A word with the editor of "Other People’s Love Letters".
From naughty thoughts scribbled on an airplane barf bag to a Vietnam soldier’s emotional letter home to his wife and baby, the notes collected in Other People’s Love Letters: 150 Letters You Were Never Meant to See (Clarkson Potter) offer a glimpse into intensely personal expressions of love, lust, and loss.
We asked former Life magazine editor Bill Shapiro, who started the project after peeking at a girlfriend’s love letter from an ex, what he got out of asking other besotted scribes to share their juicy words with the world.
Q: What did you learn from reading thousands of otherwise private thoughts?

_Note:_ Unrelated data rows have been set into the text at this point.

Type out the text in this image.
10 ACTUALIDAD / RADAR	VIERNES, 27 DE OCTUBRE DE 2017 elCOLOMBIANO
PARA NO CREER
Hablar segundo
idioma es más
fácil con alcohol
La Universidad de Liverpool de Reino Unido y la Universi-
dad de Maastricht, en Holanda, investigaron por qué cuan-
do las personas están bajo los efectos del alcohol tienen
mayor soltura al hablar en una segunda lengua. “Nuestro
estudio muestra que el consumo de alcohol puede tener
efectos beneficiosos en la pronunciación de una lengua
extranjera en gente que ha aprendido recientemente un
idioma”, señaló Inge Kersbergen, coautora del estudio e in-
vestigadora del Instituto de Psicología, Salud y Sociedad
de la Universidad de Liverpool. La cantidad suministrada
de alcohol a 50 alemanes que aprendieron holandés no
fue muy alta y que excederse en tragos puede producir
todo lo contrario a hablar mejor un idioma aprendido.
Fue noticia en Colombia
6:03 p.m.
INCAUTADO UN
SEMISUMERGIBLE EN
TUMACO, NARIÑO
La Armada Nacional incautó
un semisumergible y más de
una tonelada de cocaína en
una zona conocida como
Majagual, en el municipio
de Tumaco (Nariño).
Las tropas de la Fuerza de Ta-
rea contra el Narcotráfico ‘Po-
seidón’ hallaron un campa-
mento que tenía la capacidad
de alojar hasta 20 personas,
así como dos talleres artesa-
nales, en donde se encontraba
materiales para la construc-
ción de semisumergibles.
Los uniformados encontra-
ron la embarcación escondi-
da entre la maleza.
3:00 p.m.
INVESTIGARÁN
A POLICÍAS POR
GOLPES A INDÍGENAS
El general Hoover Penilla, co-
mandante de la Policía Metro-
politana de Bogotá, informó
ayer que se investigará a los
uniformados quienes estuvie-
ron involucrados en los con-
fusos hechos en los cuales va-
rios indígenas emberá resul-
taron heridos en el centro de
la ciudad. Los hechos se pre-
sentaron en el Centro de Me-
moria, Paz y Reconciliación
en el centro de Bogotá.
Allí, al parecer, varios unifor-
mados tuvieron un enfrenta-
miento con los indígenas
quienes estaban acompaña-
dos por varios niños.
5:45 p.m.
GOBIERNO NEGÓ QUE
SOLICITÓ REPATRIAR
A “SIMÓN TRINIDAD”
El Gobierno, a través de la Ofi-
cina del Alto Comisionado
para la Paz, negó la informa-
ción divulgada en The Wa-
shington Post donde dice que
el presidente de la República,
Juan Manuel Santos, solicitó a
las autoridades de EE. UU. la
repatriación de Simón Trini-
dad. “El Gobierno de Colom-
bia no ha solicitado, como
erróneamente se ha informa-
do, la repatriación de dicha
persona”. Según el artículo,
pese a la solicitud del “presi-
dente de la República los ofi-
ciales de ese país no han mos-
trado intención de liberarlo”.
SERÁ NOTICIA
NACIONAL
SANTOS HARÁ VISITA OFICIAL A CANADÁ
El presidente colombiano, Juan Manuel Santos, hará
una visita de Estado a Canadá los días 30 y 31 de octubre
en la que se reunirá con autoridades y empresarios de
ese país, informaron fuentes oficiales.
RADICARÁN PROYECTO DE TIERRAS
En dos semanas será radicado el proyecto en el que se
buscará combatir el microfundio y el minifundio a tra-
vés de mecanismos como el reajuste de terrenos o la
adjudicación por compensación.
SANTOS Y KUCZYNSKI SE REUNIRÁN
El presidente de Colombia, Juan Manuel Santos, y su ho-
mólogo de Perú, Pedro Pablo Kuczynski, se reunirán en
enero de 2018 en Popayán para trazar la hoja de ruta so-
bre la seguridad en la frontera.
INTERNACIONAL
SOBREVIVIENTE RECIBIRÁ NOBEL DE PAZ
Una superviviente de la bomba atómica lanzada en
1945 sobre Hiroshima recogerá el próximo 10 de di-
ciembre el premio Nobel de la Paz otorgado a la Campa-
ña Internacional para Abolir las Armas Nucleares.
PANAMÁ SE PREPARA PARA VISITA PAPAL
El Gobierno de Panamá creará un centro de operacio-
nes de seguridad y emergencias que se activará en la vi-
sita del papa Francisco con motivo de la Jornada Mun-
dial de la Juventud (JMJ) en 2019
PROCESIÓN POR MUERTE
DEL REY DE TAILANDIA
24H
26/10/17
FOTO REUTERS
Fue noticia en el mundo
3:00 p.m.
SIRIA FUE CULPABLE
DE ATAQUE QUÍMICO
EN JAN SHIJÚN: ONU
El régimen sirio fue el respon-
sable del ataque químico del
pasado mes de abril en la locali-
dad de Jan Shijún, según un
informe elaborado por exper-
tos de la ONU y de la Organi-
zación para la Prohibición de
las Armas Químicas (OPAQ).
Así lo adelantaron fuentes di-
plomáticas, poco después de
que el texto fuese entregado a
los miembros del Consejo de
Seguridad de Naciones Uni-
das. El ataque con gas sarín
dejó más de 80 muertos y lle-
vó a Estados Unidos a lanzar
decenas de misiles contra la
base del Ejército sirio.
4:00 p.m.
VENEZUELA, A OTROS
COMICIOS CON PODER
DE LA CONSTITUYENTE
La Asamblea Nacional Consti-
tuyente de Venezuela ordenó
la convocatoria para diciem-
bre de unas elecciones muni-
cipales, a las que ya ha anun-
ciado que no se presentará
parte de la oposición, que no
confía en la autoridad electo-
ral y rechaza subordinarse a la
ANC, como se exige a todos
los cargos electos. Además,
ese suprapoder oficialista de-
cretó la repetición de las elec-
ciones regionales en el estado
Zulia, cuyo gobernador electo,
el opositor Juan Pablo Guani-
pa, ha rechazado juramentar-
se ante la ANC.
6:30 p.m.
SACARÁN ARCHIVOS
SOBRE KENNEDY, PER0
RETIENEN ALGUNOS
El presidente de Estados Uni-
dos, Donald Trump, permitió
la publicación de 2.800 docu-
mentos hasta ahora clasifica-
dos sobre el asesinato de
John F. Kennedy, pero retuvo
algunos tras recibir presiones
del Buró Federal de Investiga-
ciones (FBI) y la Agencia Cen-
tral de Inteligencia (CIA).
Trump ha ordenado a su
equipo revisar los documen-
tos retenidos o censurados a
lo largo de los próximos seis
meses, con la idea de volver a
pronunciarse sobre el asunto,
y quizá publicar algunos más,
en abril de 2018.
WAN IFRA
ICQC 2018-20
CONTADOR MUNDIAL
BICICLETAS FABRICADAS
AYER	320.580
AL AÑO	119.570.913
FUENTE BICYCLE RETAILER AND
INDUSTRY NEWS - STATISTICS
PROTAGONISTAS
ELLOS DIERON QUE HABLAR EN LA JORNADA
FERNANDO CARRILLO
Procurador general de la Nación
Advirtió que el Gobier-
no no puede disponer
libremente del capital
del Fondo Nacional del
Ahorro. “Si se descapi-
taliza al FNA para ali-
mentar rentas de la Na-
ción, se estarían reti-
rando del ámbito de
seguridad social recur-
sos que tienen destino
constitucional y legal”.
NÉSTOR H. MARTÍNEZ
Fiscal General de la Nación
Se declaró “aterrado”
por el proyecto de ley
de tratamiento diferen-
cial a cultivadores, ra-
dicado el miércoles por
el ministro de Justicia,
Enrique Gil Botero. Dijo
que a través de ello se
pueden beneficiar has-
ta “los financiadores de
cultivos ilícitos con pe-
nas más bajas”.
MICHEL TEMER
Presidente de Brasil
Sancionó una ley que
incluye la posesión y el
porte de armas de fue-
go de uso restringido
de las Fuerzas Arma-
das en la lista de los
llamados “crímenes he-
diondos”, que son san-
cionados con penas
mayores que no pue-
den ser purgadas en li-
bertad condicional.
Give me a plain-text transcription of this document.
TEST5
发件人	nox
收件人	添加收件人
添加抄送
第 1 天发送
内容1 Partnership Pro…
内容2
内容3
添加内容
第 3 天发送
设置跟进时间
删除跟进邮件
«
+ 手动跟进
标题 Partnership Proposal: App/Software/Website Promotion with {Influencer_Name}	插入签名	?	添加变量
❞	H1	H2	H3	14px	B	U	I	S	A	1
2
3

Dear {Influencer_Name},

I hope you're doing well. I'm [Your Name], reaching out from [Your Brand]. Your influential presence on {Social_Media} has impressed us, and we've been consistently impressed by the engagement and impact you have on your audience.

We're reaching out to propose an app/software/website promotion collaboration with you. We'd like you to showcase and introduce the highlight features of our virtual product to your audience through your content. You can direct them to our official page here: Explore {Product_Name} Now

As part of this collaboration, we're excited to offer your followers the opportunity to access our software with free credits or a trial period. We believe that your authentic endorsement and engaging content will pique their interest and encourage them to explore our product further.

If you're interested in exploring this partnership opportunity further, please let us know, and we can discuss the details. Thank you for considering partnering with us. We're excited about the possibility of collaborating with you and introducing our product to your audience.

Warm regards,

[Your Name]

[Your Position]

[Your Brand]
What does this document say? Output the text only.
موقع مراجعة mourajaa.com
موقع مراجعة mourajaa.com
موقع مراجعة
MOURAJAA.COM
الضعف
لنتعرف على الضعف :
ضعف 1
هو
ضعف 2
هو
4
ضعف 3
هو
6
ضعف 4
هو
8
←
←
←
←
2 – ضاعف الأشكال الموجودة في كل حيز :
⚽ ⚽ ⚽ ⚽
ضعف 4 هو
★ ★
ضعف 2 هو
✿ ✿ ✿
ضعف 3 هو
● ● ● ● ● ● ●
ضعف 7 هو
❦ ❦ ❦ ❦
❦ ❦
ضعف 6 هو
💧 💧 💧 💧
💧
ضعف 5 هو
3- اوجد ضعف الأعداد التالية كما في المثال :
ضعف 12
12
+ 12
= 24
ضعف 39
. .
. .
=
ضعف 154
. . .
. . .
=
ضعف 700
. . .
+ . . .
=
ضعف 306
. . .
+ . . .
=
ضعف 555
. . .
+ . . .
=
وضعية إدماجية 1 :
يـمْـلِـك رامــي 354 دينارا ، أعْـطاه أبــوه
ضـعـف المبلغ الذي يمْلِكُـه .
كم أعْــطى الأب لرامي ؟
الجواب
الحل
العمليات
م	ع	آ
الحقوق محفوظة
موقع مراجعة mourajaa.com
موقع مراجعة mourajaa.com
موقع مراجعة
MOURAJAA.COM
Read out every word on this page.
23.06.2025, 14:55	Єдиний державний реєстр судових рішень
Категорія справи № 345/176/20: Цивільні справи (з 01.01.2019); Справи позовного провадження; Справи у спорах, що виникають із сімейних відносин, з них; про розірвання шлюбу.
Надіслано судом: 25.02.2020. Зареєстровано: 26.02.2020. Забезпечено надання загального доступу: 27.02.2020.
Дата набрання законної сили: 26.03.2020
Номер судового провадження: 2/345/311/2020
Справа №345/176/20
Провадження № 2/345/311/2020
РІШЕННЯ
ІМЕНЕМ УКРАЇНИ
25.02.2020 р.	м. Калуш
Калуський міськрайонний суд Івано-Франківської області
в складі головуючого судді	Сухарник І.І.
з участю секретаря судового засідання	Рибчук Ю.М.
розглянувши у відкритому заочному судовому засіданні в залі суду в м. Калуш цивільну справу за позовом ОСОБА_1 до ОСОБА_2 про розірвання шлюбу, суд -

A: Everybody wants to be understood. You are voyeuristically looking at somebody else’s
experience on every page, but you’re also seeing your own.
Q: What makes for a good love letter?
A: What makes a good love letter is what makes a good lover. It’s a combination of being strong, vulnerable, funny, and willing to try new things. It might be a good idea to start a correspondence with your partner because you may be able to get to a deeper level than with just talking.
Q: Does a text message or email have the same effect as a written letter?
A: If you’re in a meeting and get a text message that says, “Hey, I can’t wait to take your pants off,” how great! But as far as something that you can hold and feel—there’s something very sensual about that. And very lasting. There are some letters from 1911 [in the book], and I’d be surprised if 100 years from now we see text messages saved.